Piski podczas startu Windows - karta graficzna nie wyświetla obrazu


brthzzz

Rekomendowane odpowiedzi

Witam

 

Podczas instalacji sterowników (ATI Catalyst 10.2 dla systemu Windows XP Professional SP3) do karty graficznej ATI RADEON PowerColor x1950pro 512MB AGP doszło do niespodziewanego wyłączenia obrazu w monitorze (czarny ekran).

Po odczekaniu kilku minut postanowiłem ponownie uruchomić system za pomocą przycisku restart na obudowie komputera.

W czasie ładowania systemu Windows zostałem "powitany" charakterystycznymi dźwiękami świadczącymi o problemie ze sprzętem komputerowym (BIOS AMI - 1 długi i 8 lub 9 krótkich - problem z wywietlaniem obrazów przez kartę graficzną lub płyta główna, błąd sumy kontrolnej BIOS-u). Chłodzenie na karcie graficznej działa poprawnie.

System operacyjny (sprawdzane także na Windows 7 Ultimate SP1) uruchamia się, ale brak obrazu na ekranie monitora . Obecnie działam na karcie ATI RADEON 9550 128MB AGP i wszystko jest o.k (toteż wykluczam uszkodzenie slotu karty graficznej).

Odnośnik do komentarza
Pomoc jest darmowa, ale proszę rozważ przekazanie dotacji na utrzymanie serwisu: klik.
hmm, ale w czym można Ci pomóc?

Sam zawęziłeś problem - padł x1950.

Kody dźwiękowe BIOS-u oznaczają najczęściej poważną awarie komputera, aczkolwiek niekoniecznie.

 

Zgodnie z interpretacją kodów dla BIOSU AMI - nie ma mowy o USZKODZENIU karty graficznej (płyty głównej) a jedynie o błędach z nią związanych - jednakże nie wykluczam, że problemy mogą być zarówno natury softwarowej (np. sterownik, BIOS) bądź natury hardwarowej (fizyczne uszkodzenie karty graficznej bądź płyty głównej).

 

Najlepiej włóż do innego komputera i będzie pewność.

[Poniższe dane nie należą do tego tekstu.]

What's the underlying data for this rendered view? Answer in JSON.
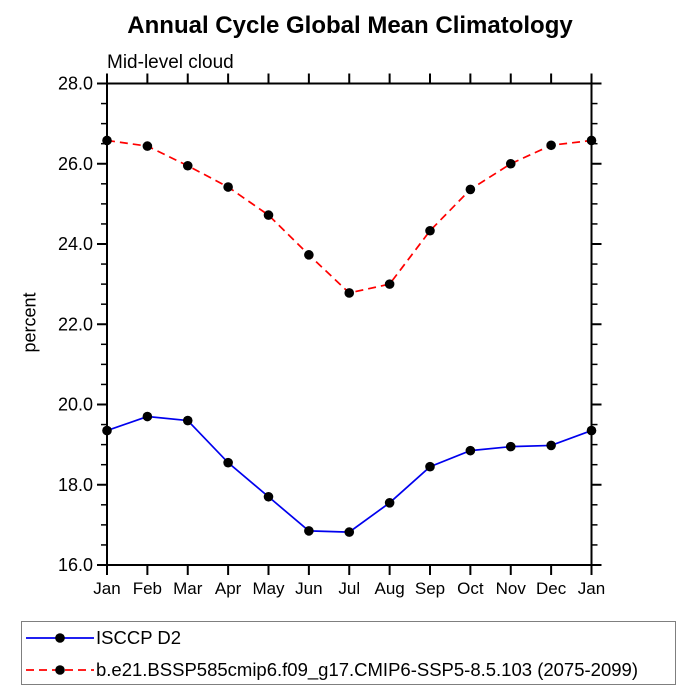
{
  "chart_data": {
    "type": "line",
    "title": "Annual Cycle Global Mean Climatology",
    "subtitle": "Mid-level cloud",
    "ylabel": "percent",
    "categories": [
      "Jan",
      "Feb",
      "Mar",
      "Apr",
      "May",
      "Jun",
      "Jul",
      "Aug",
      "Sep",
      "Oct",
      "Nov",
      "Dec",
      "Jan"
    ],
    "ylim": [
      16.0,
      28.0
    ],
    "ytick_interval": 2.0,
    "yminor_interval": 0.5,
    "ytick_labels": [
      "16.0",
      "18.0",
      "20.0",
      "22.0",
      "24.0",
      "26.0",
      "28.0"
    ],
    "grid": false,
    "legend_position": "bottom-left-box",
    "axis_color": "#000000",
    "marker_color": "#000000",
    "series": [
      {
        "name": "ISCCP D2",
        "color": "#0000ee",
        "style": "solid",
        "marker": "black-dot",
        "values": [
          19.35,
          19.7,
          19.6,
          18.55,
          17.7,
          16.85,
          16.82,
          17.55,
          18.45,
          18.85,
          18.95,
          18.98,
          19.35
        ]
      },
      {
        "name": "b.e21.BSSP585cmip6.f09_g17.CMIP6-SSP5-8.5.103 (2075-2099)",
        "color": "#ff0000",
        "style": "dashed",
        "marker": "black-dot",
        "values": [
          26.58,
          26.44,
          25.95,
          25.42,
          24.72,
          23.73,
          22.78,
          23.0,
          24.33,
          25.36,
          26.0,
          26.46,
          26.58
        ]
      }
    ]
  }
}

Na chwilę obecną, jest to jedyne sensowne rozwiązanie.

 

Czy opłacalne jest oddawanie karty graficznej do naprawy ? Na jakie koszty mogę się ewentualnie spodziewać ?

Odnośnik do komentarza

Specyfikacja sprzętu.

 

Zasilanie - Silverpower (Seasonic) model SP-SS500

Płyta główna - ASrock K8Upgrade-NF3

Procesor - AMD Athlon 64 3700+ (s.754)

Karta grafiki - ATI Radeon 9550 128MB (AGP)

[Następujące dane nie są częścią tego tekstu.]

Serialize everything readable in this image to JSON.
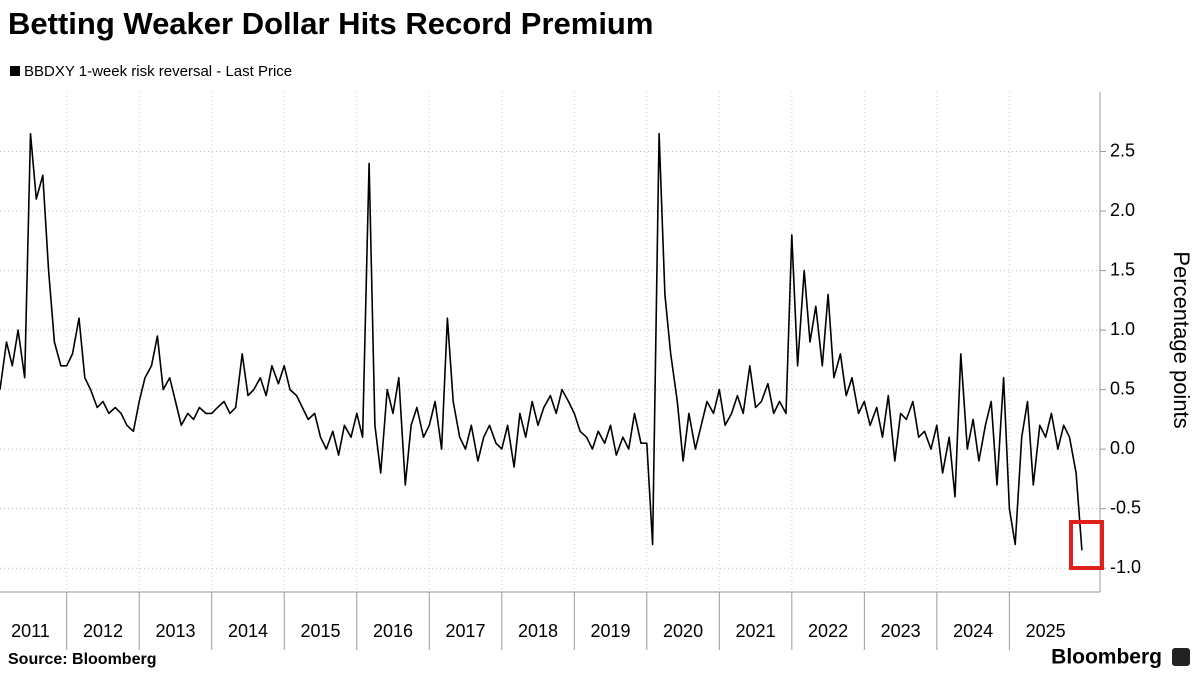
{
  "chart_data": {
    "type": "line",
    "title": "Betting Weaker Dollar Hits Record Premium",
    "ylabel": "Percentage points",
    "source": "Source: Bloomberg",
    "brand": "Bloomberg",
    "series": [
      {
        "name": "BBDXY 1-week risk reversal - Last Price",
        "color": "#000000",
        "values": [
          0.5,
          0.9,
          0.7,
          1.0,
          0.6,
          2.65,
          2.1,
          2.3,
          1.5,
          0.9,
          0.7,
          0.7,
          0.8,
          1.1,
          0.6,
          0.5,
          0.35,
          0.4,
          0.3,
          0.35,
          0.3,
          0.2,
          0.15,
          0.4,
          0.6,
          0.7,
          0.95,
          0.5,
          0.6,
          0.4,
          0.2,
          0.3,
          0.25,
          0.35,
          0.3,
          0.3,
          0.35,
          0.4,
          0.3,
          0.35,
          0.8,
          0.45,
          0.5,
          0.6,
          0.45,
          0.7,
          0.55,
          0.7,
          0.5,
          0.45,
          0.35,
          0.25,
          0.3,
          0.1,
          0.0,
          0.15,
          -0.05,
          0.2,
          0.1,
          0.3,
          0.1,
          2.4,
          0.2,
          -0.2,
          0.5,
          0.3,
          0.6,
          -0.3,
          0.2,
          0.35,
          0.1,
          0.2,
          0.4,
          0.0,
          1.1,
          0.4,
          0.1,
          0.0,
          0.2,
          -0.1,
          0.1,
          0.2,
          0.05,
          0.0,
          0.2,
          -0.15,
          0.3,
          0.1,
          0.4,
          0.2,
          0.35,
          0.45,
          0.3,
          0.5,
          0.4,
          0.3,
          0.15,
          0.1,
          0.0,
          0.15,
          0.05,
          0.2,
          -0.05,
          0.1,
          0.0,
          0.3,
          0.05,
          0.05,
          -0.8,
          2.65,
          1.3,
          0.8,
          0.4,
          -0.1,
          0.3,
          0.0,
          0.2,
          0.4,
          0.3,
          0.5,
          0.2,
          0.3,
          0.45,
          0.3,
          0.7,
          0.35,
          0.4,
          0.55,
          0.3,
          0.4,
          0.3,
          1.8,
          0.7,
          1.5,
          0.9,
          1.2,
          0.7,
          1.3,
          0.6,
          0.8,
          0.45,
          0.6,
          0.3,
          0.4,
          0.2,
          0.35,
          0.1,
          0.45,
          -0.1,
          0.3,
          0.25,
          0.4,
          0.1,
          0.15,
          0.0,
          0.2,
          -0.2,
          0.1,
          -0.4,
          0.8,
          0.0,
          0.25,
          -0.1,
          0.2,
          0.4,
          -0.3,
          0.6,
          -0.5,
          -0.8,
          0.1,
          0.4,
          -0.3,
          0.2,
          0.1,
          0.3,
          0.0,
          0.2,
          0.1,
          -0.2,
          -0.85
        ]
      }
    ],
    "x": [
      2011.08,
      2011.17,
      2011.25,
      2011.33,
      2011.42,
      2011.5,
      2011.58,
      2011.67,
      2011.75,
      2011.83,
      2011.92,
      2012.0,
      2012.08,
      2012.17,
      2012.25,
      2012.33,
      2012.42,
      2012.5,
      2012.58,
      2012.67,
      2012.75,
      2012.83,
      2012.92,
      2013.0,
      2013.08,
      2013.17,
      2013.25,
      2013.33,
      2013.42,
      2013.5,
      2013.58,
      2013.67,
      2013.75,
      2013.83,
      2013.92,
      2014.0,
      2014.08,
      2014.17,
      2014.25,
      2014.33,
      2014.42,
      2014.5,
      2014.58,
      2014.67,
      2014.75,
      2014.83,
      2014.92,
      2015.0,
      2015.08,
      2015.17,
      2015.25,
      2015.33,
      2015.42,
      2015.5,
      2015.58,
      2015.67,
      2015.75,
      2015.83,
      2015.92,
      2016.0,
      2016.08,
      2016.17,
      2016.25,
      2016.33,
      2016.42,
      2016.5,
      2016.58,
      2016.67,
      2016.75,
      2016.83,
      2016.92,
      2017.0,
      2017.08,
      2017.17,
      2017.25,
      2017.33,
      2017.42,
      2017.5,
      2017.58,
      2017.67,
      2017.75,
      2017.83,
      2017.92,
      2018.0,
      2018.08,
      2018.17,
      2018.25,
      2018.33,
      2018.42,
      2018.5,
      2018.58,
      2018.67,
      2018.75,
      2018.83,
      2018.92,
      2019.0,
      2019.08,
      2019.17,
      2019.25,
      2019.33,
      2019.42,
      2019.5,
      2019.58,
      2019.67,
      2019.75,
      2019.83,
      2019.92,
      2020.0,
      2020.08,
      2020.17,
      2020.25,
      2020.33,
      2020.42,
      2020.5,
      2020.58,
      2020.67,
      2020.75,
      2020.83,
      2020.92,
      2021.0,
      2021.08,
      2021.17,
      2021.25,
      2021.33,
      2021.42,
      2021.5,
      2021.58,
      2021.67,
      2021.75,
      2021.83,
      2021.92,
      2022.0,
      2022.08,
      2022.17,
      2022.25,
      2022.33,
      2022.42,
      2022.5,
      2022.58,
      2022.67,
      2022.75,
      2022.83,
      2022.92,
      2023.0,
      2023.08,
      2023.17,
      2023.25,
      2023.33,
      2023.42,
      2023.5,
      2023.58,
      2023.67,
      2023.75,
      2023.83,
      2023.92,
      2024.0,
      2024.08,
      2024.17,
      2024.25,
      2024.33,
      2024.42,
      2024.5,
      2024.58,
      2024.67,
      2024.75,
      2024.83,
      2024.92,
      2025.0,
      2025.08,
      2025.17,
      2025.25,
      2025.33,
      2025.42,
      2025.5,
      2025.58,
      2025.67,
      2025.75,
      2025.83,
      2025.92,
      2026.0
    ],
    "xlim": [
      2011.08,
      2026.25
    ],
    "xticks": [
      2011,
      2012,
      2013,
      2014,
      2015,
      2016,
      2017,
      2018,
      2019,
      2020,
      2021,
      2022,
      2023,
      2024,
      2025
    ],
    "ylim": [
      -1.2,
      3.0
    ],
    "yticks": [
      {
        "value": -1.0,
        "label": "-1.0"
      },
      -0.5,
      {
        "value": 0.0,
        "label": "0.0"
      },
      0.5,
      {
        "value": 1.0,
        "label": "1.0"
      },
      1.5,
      {
        "value": 2.0,
        "label": "2.0"
      },
      2.5
    ],
    "grid": true
  }
}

Moduły pamięci RAM - NANYA M2Y1G64DS8HC1G-5T - 1 GB PC3200 DDR SDRAM (3.0-3-3-8 @ 200 MHZ) (2.5-3-3-7 @ 166 MHZ) oraz NANYA M2U51264DS8HC3G-5T - 512 MB PC3200 DDR SDRAM (3.0-3-3-8 @ 200 MHZ) (2.5-3-3-7 @ 166 MHZ)

System operacyjny - Windows 7 Ultimate x86 SP1

 

Belfegor, tak na marginesie, jeśli chciałeś zwrócić mi uwagę odnośnie braku podstawowych informacji dotyczących sprzętu komputerowego wystarczyło skorzystać z opcji PM (wiadomości prywatnej) a nie nabijać niepotrzebnie, nie wnoszącego nic do rozwiązania problemu posta.

Odnośnik do komentarza

Zgodnie z interpretacją kodów dla BIOSU AMI - nie ma mowy o USZKODZENIU karty graficznej (płyty głównej) a jedynie o błędach z nią związanych - jednakże nie wykluczam, że problemy mogą być zarówno natury softwarowej (np. sterownik, BIOS) bądź natury hardwarowej (fizyczne uszkodzenie karty graficznej bądź płyty głównej).

Ok, nie mówiąc już, że zaprzeczasz sam sobie to wygadujesz bzdury, mate ;p

Gdy dźwięki wskazują na karte graficzną to można to interpretować od źle włożonego sprzętu w slot PCI-E/AGP, przez nie działajace lub działające za wolno chłodzenie, aż do kosmicznej erupcji jednego z kondesatorów.

Dźwięki BIOS'u pojawiają się na najniższym poziomie softwarowej obsługi sprzętu czyli POST BIOS'u (pomijam CPU). Jeżeli komp piszczy i jęczy przed bootowaniem to nie można mówić o złych sterownikach w systemie, bo komputer jeszcze nie wie, czy on istnieje.

 

 

Pisałeś temat wcześniej, w którym masz problem z pamęciami. Nawet teraz masz w opisie błędów AMI napisane, że problem może być powodowany sumą kontrolną BIOS (CMOS CHECKSUM ERROR). Sprawdź napięcie baterii bios. Możliwe, że ASRockowa płyta zasila EEPROM tylko baterią, a nie jak jest uruchamiany komputer też z zasilacza.

Odnośnik do komentarza

chwilunia, czegoś tutaj nie rozumiem.

 

Zostałem zasłużenie upomniany przez Belfegora, że "nie podaję podstawowej informacji o płycie głownej i dokładne specyfikacji kompa" (nie zgadzam się jednak z tym całkowicie, bowiem podałem jedynie informację na temat karty graficznej, uważając je za całkowicie wystarczające - mimo wszystko nadal się upieram że mógł to zrobić dyskretnie - korzystając z wiadomości prywatnej). Wszak, gdy w kolejnym poście umieszczam te dane, pojawiasz się i zamiast skupić się na głównym problemie, robisz z mojego tematu OT (tekst o kocie mogłeś sobie podarować - to było żałosne człowieku).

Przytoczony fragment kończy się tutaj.